How the paint math works
Wall area is the room's perimeter times the wall height: 2 × (length + width) × height. From that you subtract the openings you won't paint — the standard estimating allowances are 21 sq ft per door and 15 sq ft per window — then multiply by the number of coats, because a second coat is a second full pass over every square foot. Divide by coverage (350 sq ft per gallon is the standard planning figure) and round up to the nearest quart, since that's the smallest can worth buying.
The formula
gallons = area ÷ 350, rounded up to the next quart
L, W, and H are in feet. The ceiling, if you're painting it, adds the floor area (L × W) per coat — though note that ceilings are usually done in flat ceiling paint, so treat that as a separate can, not extra wall color.
Worked example
A 12 × 15 ft bedroom with 8 ft walls, 2 doors, and 2 windows: walls are 2 × (12 + 15) × 8 = 432 sq ft, minus 42 (doors) and 30 (windows) = 360 sq ft per coat.
Two coats makes 720 sq ft of painting. At 350 sq ft per gallon that's 720 ÷ 350 = 2.06 gallons — rounded up to the next quart, buy 2 gallons + 1 quart. (Since a quart often costs nearly half a gallon's price, many painters just buy 3 gallons and keep the extra for touch-ups.)
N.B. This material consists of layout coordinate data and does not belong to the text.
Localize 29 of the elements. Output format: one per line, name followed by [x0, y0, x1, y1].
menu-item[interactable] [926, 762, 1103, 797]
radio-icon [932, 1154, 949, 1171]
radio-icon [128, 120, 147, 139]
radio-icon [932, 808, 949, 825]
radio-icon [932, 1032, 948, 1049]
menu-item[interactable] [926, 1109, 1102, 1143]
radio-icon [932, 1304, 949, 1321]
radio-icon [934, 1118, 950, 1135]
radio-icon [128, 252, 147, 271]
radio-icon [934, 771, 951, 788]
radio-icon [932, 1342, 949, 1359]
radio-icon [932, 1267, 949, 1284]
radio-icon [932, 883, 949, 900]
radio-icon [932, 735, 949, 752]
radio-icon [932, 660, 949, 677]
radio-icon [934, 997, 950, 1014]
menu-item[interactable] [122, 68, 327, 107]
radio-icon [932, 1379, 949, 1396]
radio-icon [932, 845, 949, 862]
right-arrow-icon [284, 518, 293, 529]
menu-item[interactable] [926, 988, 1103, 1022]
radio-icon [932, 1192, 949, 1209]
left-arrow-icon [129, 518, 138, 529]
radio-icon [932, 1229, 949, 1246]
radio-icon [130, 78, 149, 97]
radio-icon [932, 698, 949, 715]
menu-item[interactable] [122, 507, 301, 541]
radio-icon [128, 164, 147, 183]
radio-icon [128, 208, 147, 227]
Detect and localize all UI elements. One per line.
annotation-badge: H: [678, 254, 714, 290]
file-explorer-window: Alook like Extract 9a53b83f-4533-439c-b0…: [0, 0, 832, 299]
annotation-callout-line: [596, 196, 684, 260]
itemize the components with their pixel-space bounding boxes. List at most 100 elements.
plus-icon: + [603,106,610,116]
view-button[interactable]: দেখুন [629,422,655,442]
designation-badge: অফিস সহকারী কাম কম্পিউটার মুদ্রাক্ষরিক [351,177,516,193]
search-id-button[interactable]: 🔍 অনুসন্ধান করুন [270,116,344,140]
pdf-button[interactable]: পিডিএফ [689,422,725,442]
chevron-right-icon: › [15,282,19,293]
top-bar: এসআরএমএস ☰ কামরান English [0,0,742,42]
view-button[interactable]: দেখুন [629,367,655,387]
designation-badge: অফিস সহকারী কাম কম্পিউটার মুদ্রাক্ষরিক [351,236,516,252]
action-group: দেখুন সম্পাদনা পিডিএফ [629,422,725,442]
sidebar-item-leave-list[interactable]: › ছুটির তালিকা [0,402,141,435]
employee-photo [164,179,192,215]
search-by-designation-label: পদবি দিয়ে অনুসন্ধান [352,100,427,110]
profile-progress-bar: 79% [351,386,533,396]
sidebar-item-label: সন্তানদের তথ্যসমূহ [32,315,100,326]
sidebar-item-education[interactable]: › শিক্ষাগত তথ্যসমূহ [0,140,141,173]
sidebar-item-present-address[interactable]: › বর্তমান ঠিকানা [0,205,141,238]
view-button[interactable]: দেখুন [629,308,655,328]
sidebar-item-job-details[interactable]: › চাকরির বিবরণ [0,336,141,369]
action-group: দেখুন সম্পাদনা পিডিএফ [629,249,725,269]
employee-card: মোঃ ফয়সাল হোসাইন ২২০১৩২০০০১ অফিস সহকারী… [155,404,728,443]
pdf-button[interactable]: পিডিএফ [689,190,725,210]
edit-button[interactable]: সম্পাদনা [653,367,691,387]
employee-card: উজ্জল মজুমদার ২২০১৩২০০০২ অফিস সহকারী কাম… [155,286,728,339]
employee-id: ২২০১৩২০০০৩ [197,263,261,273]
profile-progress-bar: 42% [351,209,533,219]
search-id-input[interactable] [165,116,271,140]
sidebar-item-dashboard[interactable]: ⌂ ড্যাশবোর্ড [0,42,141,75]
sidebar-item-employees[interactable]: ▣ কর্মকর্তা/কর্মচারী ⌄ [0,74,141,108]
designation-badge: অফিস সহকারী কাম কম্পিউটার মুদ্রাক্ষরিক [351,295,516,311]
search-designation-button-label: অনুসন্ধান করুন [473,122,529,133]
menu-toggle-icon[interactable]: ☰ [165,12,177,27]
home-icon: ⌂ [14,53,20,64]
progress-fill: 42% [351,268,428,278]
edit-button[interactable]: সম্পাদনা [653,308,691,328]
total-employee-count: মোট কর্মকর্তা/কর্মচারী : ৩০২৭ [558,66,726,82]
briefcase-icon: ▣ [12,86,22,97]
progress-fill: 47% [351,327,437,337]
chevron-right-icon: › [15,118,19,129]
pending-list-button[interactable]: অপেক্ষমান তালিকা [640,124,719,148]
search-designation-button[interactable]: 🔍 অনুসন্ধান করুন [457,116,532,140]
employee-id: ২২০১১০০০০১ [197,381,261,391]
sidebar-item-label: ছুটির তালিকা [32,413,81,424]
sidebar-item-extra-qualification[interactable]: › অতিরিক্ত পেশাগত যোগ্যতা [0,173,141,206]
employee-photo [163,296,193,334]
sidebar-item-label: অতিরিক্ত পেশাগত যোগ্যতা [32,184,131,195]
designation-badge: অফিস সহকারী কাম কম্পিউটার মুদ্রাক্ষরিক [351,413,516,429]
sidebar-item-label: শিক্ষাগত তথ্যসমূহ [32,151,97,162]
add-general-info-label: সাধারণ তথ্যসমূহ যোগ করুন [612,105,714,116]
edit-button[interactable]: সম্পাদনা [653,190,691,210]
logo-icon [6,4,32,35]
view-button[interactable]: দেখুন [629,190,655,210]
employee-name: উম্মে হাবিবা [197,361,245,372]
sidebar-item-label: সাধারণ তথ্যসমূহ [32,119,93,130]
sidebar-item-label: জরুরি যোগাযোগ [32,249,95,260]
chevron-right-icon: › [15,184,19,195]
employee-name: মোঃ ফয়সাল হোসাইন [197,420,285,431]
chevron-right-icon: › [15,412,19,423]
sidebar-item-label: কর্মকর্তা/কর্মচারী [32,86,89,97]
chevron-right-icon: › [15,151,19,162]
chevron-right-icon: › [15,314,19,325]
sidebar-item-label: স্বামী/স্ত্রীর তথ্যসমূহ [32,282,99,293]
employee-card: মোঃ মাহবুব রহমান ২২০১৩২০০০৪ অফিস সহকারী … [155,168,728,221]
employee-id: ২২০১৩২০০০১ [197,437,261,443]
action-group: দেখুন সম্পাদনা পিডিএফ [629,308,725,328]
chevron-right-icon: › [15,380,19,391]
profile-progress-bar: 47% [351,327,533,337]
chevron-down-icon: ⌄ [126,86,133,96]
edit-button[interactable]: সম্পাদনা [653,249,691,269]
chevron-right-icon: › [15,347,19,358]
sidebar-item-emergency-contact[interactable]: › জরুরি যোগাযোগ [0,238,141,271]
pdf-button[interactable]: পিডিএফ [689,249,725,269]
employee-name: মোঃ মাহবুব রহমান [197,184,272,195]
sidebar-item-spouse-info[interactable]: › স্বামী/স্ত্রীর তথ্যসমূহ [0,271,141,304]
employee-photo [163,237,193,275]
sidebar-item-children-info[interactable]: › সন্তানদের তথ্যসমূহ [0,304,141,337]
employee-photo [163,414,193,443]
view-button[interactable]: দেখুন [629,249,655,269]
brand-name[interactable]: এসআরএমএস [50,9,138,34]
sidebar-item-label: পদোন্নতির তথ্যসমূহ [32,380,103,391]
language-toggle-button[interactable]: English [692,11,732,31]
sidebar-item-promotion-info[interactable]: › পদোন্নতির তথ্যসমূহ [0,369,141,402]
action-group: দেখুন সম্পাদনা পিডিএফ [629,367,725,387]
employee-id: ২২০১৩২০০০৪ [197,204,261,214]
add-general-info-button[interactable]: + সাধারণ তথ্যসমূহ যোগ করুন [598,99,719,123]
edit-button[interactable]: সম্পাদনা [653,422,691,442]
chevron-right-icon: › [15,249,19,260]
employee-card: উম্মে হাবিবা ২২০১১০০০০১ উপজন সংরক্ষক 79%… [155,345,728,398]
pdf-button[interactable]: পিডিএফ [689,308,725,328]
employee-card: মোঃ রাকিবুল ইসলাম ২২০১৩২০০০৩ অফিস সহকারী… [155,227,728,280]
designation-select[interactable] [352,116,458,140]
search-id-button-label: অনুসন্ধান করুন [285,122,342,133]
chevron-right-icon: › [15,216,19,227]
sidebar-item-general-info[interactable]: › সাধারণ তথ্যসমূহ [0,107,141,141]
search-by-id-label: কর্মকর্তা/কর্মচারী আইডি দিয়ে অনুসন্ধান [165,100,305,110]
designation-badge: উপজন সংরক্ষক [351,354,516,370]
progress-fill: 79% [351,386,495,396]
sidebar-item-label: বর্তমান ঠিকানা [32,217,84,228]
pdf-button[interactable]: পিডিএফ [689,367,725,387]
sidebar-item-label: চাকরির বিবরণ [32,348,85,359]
Why two coats, and why coverage is a range
Two coats is the default for a reason: a single coat almost never hides evenly. The old color ghosts through, roller overlap shows as stripes in raking light, and future touch-ups "flash" against single-coat walls. The 350 sq ft/gallon figure is honest but slippery — rough texture, bare drywall, and porous surfaces drink paint and can pull real coverage down toward 250, while smooth previously-painted walls stretch past 400. And when you buy, err slightly high on purpose: paint colors are mixed per batch, and a can tinted next month may not match today's walls exactly. The leftover quart from the original batch is the only touch-up paint that's guaranteed to match.